58km (36 miles) N of Belize City; 64km (40 miles) SE of Corozal Town
San Pedro is Belize's principal sun-and-fun destination. The compact "downtown" area is a jumble of small hotels, souvenir shops, restaurants, dive shops, and tour agencies. Though San Pedro continues to attract primarily scuba divers and fishermen, it is today popular with a wide range of folks who like the slow-paced atmosphere, including an increasing number of snowbirds, expatriates, and retirees. While certainly not akin to big city traffic, golf carts and automobiles are proliferating on Ambergris Caye and constantly force pedestrians and bicycle riders to the sides of the road. In fact, the ongoing boom here has actually led to gridlock. During the busy parts of the day, the downtown area of San Pedro is a jumble of golf carts, cars, bicycles, and pedestrians all moving at a rather slow pace. As a separate byproduct of the boom, wooden Caribbean houses are giving way to concrete and cinder-block buildings, and even a small strip mall or two. Development has reached both ends of Ambergris Caye, and steady construction appears destined to fill in the blanks from north to south. Still, for the time being, most of the resorts located north or south of San Pedro are isolated and tranquil retreats, set on the shores of crystal-clear waters.

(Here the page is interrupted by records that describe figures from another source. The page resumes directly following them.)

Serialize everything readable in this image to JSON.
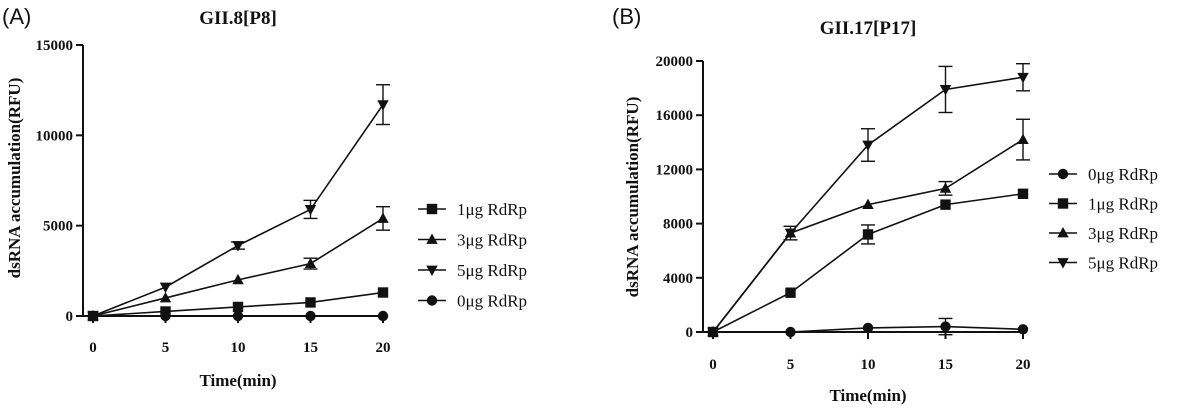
{
  "chart_data": [
    {
      "type": "line",
      "panel_label": "(A)",
      "title": "GII.8[P8]",
      "xlabel": "Time(min)",
      "ylabel": "dsRNA accumulation(RFU)",
      "x": [
        0,
        5,
        10,
        15,
        20
      ],
      "xticks": [
        "0",
        "5",
        "10",
        "15",
        "20"
      ],
      "ylim": [
        0,
        15000
      ],
      "yticks": [
        0,
        5000,
        10000,
        15000
      ],
      "ytick_labels": [
        "0",
        "5000",
        "10000",
        "15000"
      ],
      "legend_position": "right",
      "series": [
        {
          "name": "1μg RdRp",
          "marker": "square",
          "values": [
            0,
            250,
            500,
            750,
            1300
          ],
          "errors": [
            0,
            0,
            0,
            0,
            0
          ]
        },
        {
          "name": "3μg RdRp",
          "marker": "triangle-up",
          "values": [
            0,
            1000,
            2000,
            2900,
            5400
          ],
          "errors": [
            0,
            0,
            0,
            300,
            650
          ]
        },
        {
          "name": "5μg RdRp",
          "marker": "triangle-down",
          "values": [
            0,
            1600,
            3900,
            5900,
            11700
          ],
          "errors": [
            0,
            0,
            200,
            500,
            1100
          ]
        },
        {
          "name": "0μg RdRp",
          "marker": "circle",
          "values": [
            0,
            0,
            0,
            0,
            0
          ],
          "errors": [
            0,
            0,
            0,
            0,
            0
          ]
        }
      ]
    },
    {
      "type": "line",
      "panel_label": "(B)",
      "title": "GII.17[P17]",
      "xlabel": "Time(min)",
      "ylabel": "dsRNA accumulation(RFU)",
      "x": [
        0,
        5,
        10,
        15,
        20
      ],
      "xticks": [
        "0",
        "5",
        "10",
        "15",
        "20"
      ],
      "ylim": [
        0,
        20000
      ],
      "yticks": [
        0,
        4000,
        8000,
        12000,
        16000,
        20000
      ],
      "ytick_labels": [
        "0",
        "4000",
        "8000",
        "12000",
        "16000",
        "20000"
      ],
      "legend_position": "right",
      "series": [
        {
          "name": "0μg RdRp",
          "marker": "circle",
          "values": [
            0,
            0,
            300,
            400,
            200
          ],
          "errors": [
            0,
            0,
            0,
            600,
            0
          ]
        },
        {
          "name": "1μg RdRp",
          "marker": "square",
          "values": [
            0,
            2900,
            7200,
            9400,
            10200
          ],
          "errors": [
            0,
            0,
            700,
            0,
            0
          ]
        },
        {
          "name": "3μg RdRp",
          "marker": "triangle-up",
          "values": [
            0,
            7300,
            9400,
            10600,
            14200
          ],
          "errors": [
            0,
            0,
            0,
            500,
            1500
          ]
        },
        {
          "name": "5μg RdRp",
          "marker": "triangle-down",
          "values": [
            0,
            7300,
            13800,
            17900,
            18800
          ],
          "errors": [
            0,
            500,
            1200,
            1700,
            1000
          ]
        }
      ]
    }
  ]
}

Long before the British settled Belize, and long before the sun-seeking vacationers and zealous reef divers discovered Ambergris Caye, the Maya were here. In fact, the Maya created Ambergris Caye when they cut a channel through the long thin peninsula that extended down from what is now Mexico. The channel was cut to facilitate coastal trading and avoid the dangerous barrier reef that begins not too far north of San Pedro. Ambergris Caye is 40km (25 miles) long and only .8km (1/2 mile) wide at its widest point.
San Pedro reflects the dichotomies of Belize’s identity. Yes, the tourism boom has led to construction projects that displace mangroves, negatively effecting the nearby coral and other wildlife, but in turn this has driven conservation awareness, with the caye’s population of some 20,000 leading the charge when the Belize Barrier Reef was threatened with the possibility of oil drilling in late 2016. More and more San Pedro businesses are getting involved in cleaning up trash, investing in eco-friendly buildings, and relocating crocodiles instead of just killing them. It’s a remarkable time to witness the evolution of this community, all while enjoying the bright sunshine, sparkling sea, and maybe a Belikin beer or two.